If you support the weapons proliferation, you support nuclear. You believe in the cold war stand off and think it’s valuable. If you don’t, want nuclear war, you have to count that as another negative.
Arguing it’s an efficient way to produce electricity, even if it’s replacing fossil fuels, is disingenuous.
Pick two out of powerful, efficient, safe. That’s nuclear power.
There are new reactors that have nothing to do with weapons manufactoring.
And they are all uneconomical.
The nuclear industry only works economically when either we need weapons grade material as a byproduct or we happen to produce electricity as a byproduct when making weapons grade material.
They aren’t an efficient use of resources.
I honestly don’t enough about this topic to understand if your telling the truth or not. My instinct says that it’s not that simple.
It isn’t that simple. Solar power wasn’t economical until China made a push to manufacture at scale.
Wind power received that push in Europe. Then China and India have joined in.
Not buying the massive nuclear reactors and buying smaller units could be possible. They exist. Alternative technologies also exist.
But nuclear generates heat, which we use to heat water into steam. Which drives a turbine to produce AC electricity.
Massive steam turbines are massive because they are efficient. Multistage turbines range from near 70% efficient for massive ones to 25% efficient for the smallest ones in serious use.
NTAC-TE is a technology that converts the radiation into electric current. Like solar panels converting the sun’s radiation into electric current.
NASA uses it in space craft.
If we can get that working at an efficient rate smaller radioactive units will produce power without the efficiency loss of small steam generators. Then we can talk about small modular nuclear energy.
Unfortunately every pro nuclear person parrots the same gumf about nuclear being good, therefore we need to build the massive nuclear reactors.

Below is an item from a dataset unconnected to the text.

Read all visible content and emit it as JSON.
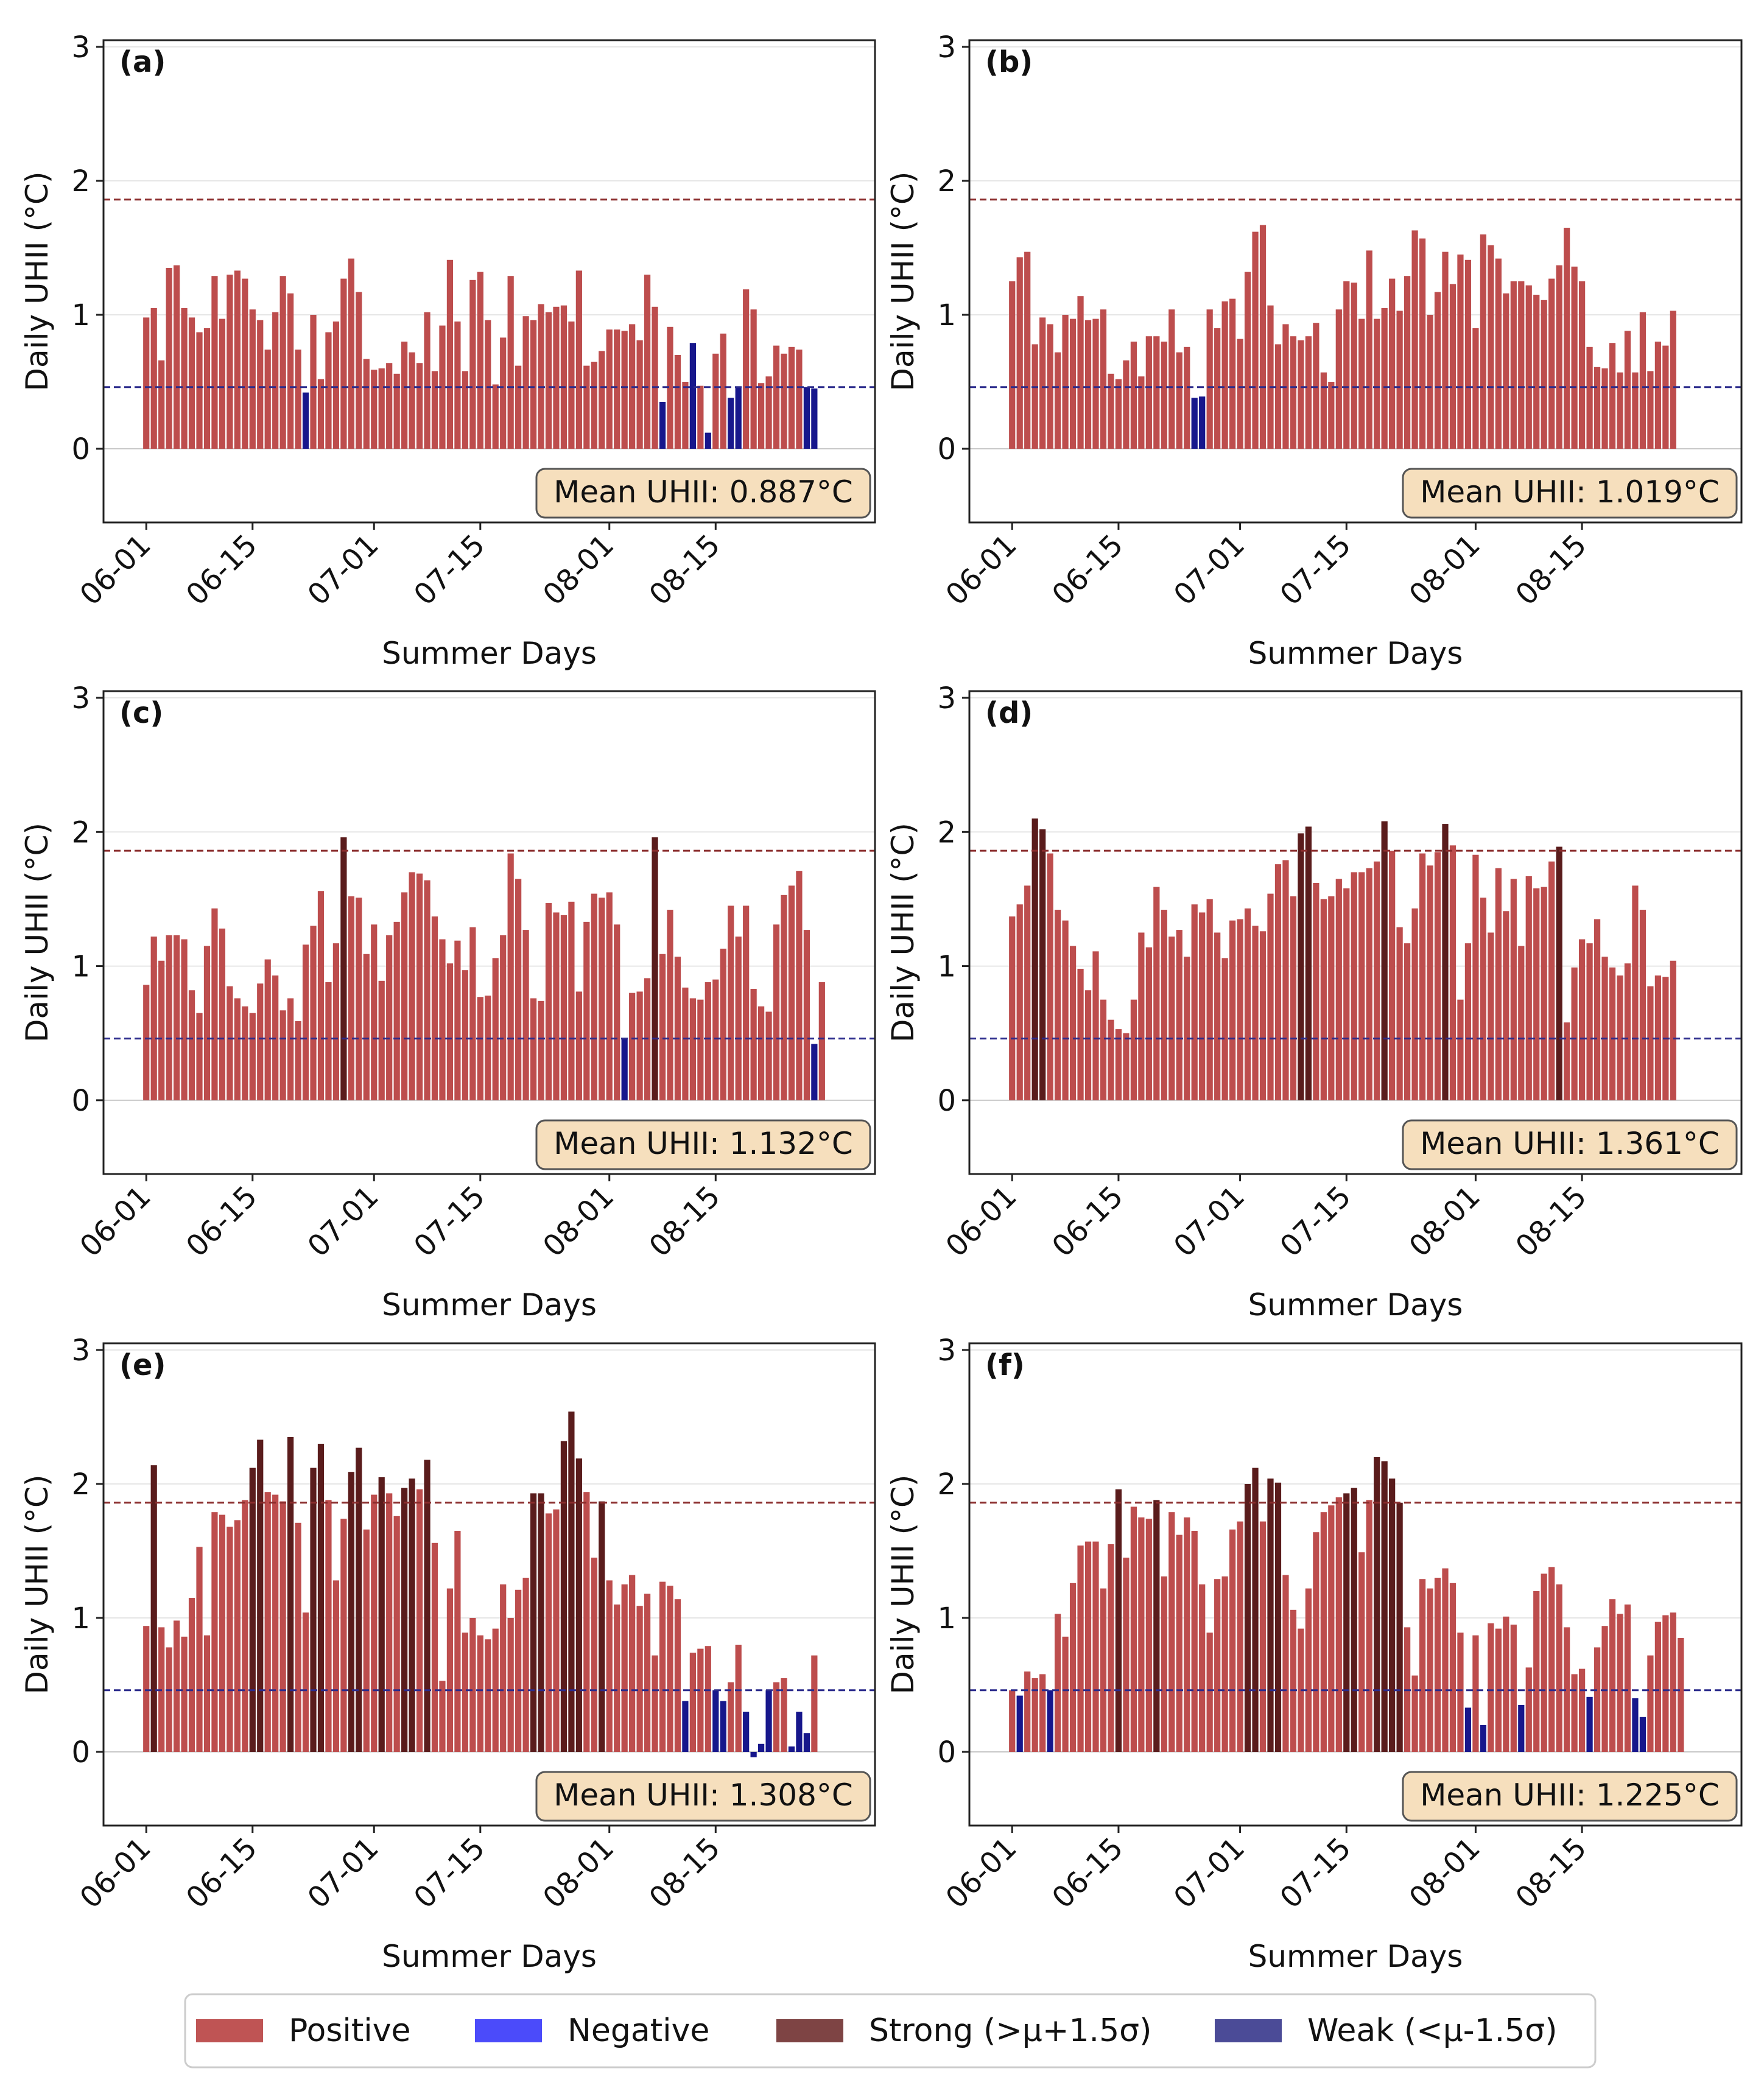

They only consider talking about any other technology to try and defend nuclear when you point out why they shouldn’t be built anymore.
So in 20 years, if we stop building massive nuclear reactors with the money, we might be able to complete some research and start building the correct nuclear technology at scale.
But that 20 years is vital and we need to spend that on carbon reduction now. That’s reducing usage through insulation. That’s renewables being added to the supply directly now. That’s grid level storage to allow us to stop relying on massive steam turbines to hold a steady grid load.
In 20 years we can talk about nuclear again. Add an additional time for every wasted effort on a reactor like Hinckley C or Olkiluoto 3. Starting out as a thin justification and just economically viable.
But then spending 400% of their budget meaning carbon reduction would have been much higher investing elsewhere.
Nuclear reactors do not need to use weapons-grade materials or byproducts.
They don’t use it but they can produce it.
Only one type of reactor, the old uranium design, produces anything weapons grade (Which then requires an additional step to purify). Don’t use that reactor design.
Agreed.
Also, don’t waste money on experimenting with the others. Just build renewables and grid storage.
Low-weaponization nuclear reactors already exist, industrial-scale grid storage doesn’t, but yes the answer to this dispute would be much more clear if it did!